What does this mean? The answer is that when services with a status indicator of “Q1” or “Q2” are billed with the same date as a surgical service or other procedural type of service, the code with conditional packaging status will not receive a separate payment. Instead, it will come out of the overall payment for the procedural type of services provided on that same date of service.

For CY 2017, CMS is proposing a policy refinement with respect to packaging for all conditional packaging status indicators. This proposed policy could have a negative impact on hospitals. Imaging services that were ordered on the day before a surgical procedure that is an outpatient surgical procedure are paid separately today, but starting Jan. 1, 2017, they would not be. While analysis is still being performed, it is a concern that the proposed 1.6 percent increase in payment rates for the services that imaging is being packaged into will not cover the previous separately collected review.

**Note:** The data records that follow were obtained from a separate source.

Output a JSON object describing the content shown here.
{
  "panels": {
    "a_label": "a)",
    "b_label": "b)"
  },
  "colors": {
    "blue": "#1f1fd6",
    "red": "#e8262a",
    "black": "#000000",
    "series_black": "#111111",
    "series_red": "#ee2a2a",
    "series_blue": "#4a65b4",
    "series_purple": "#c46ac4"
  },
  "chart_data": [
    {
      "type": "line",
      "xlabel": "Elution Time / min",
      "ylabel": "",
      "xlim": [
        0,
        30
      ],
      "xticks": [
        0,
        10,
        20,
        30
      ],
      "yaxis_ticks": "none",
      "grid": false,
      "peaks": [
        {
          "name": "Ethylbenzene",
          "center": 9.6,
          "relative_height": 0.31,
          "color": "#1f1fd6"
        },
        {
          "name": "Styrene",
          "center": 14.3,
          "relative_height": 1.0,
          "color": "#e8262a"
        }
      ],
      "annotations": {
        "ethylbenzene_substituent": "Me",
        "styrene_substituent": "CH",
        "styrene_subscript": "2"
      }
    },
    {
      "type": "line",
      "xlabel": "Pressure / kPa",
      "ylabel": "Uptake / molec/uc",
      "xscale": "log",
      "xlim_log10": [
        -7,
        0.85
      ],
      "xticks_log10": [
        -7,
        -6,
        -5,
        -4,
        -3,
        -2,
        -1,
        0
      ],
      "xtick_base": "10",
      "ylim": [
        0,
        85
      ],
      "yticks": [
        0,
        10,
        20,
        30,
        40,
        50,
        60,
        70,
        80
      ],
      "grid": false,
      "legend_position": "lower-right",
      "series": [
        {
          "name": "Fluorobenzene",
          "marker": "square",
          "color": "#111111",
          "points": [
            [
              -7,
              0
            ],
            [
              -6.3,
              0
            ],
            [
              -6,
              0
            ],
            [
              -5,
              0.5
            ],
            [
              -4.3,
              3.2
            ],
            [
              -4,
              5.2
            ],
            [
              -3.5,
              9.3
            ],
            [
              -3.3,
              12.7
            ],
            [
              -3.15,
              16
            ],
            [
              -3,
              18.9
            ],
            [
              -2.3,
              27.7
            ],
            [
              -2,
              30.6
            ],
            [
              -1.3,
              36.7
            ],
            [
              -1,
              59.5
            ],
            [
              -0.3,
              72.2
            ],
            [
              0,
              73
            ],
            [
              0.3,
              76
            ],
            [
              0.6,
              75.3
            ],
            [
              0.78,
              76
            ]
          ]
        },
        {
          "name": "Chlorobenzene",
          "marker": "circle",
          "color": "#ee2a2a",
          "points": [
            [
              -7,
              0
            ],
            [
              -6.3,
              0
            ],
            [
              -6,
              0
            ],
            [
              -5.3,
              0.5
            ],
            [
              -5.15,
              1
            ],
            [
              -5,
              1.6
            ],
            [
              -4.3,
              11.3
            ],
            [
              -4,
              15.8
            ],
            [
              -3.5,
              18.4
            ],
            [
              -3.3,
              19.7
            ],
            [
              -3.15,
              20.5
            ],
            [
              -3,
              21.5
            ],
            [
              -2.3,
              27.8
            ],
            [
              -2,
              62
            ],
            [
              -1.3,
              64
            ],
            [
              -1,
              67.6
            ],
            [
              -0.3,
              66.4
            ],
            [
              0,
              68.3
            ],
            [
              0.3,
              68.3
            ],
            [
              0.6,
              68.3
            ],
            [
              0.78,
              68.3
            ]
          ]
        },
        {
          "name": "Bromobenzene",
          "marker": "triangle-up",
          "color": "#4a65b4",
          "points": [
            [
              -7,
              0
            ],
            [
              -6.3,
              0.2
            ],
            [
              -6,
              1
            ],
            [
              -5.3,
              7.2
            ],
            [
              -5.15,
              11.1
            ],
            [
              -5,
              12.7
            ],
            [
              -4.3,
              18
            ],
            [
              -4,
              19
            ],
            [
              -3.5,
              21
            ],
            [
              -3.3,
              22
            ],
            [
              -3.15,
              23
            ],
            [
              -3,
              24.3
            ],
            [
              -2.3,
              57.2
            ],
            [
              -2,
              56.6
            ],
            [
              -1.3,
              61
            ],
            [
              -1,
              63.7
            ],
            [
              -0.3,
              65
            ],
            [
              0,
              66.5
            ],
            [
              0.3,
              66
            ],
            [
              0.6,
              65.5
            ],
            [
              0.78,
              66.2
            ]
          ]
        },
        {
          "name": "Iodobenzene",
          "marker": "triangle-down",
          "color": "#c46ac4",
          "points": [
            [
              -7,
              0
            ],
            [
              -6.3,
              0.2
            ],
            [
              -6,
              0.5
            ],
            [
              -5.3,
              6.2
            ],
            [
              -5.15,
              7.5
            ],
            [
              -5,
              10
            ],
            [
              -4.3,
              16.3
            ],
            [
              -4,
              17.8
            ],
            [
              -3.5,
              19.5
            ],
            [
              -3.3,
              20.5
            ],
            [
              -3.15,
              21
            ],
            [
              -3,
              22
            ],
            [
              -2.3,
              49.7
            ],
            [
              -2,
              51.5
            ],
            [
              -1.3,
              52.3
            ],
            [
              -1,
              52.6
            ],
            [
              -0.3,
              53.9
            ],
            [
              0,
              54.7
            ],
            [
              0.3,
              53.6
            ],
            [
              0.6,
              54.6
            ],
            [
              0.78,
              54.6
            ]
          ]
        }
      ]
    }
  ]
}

The other proposed policy change in this rule that will potentially have a major impact on imaging services is that CMS is reorganizing payments for imaging services. CMS proposes to take the number of APCs for imaging services (excluding PET) down to seven. In the proposal, these payment categories would no longer be modality specific, or have any clinical sameness regarding anatomy or body system. Clinical homogeneity is one of the two foundations of the outpatient payment classification system. It is confusing that CMS believes that imaging modalities are interchangeable and that there is no difference between the clinical functionality of an X-ray versus ultrasound versus CT versus MRI.

In an initial analysis of CMS’ proposed reorganization of payments for imaging services, there do appear to be some dramatic changes in payments for certain imaging services. Also, with some exceptions, ultrasound services would see sizable reductions. This should be a concern for emergency departments. Emergency physicians and their hospitals may wish to further analyze and provide comments to CMS by the Sept. 6, 2016, deadline.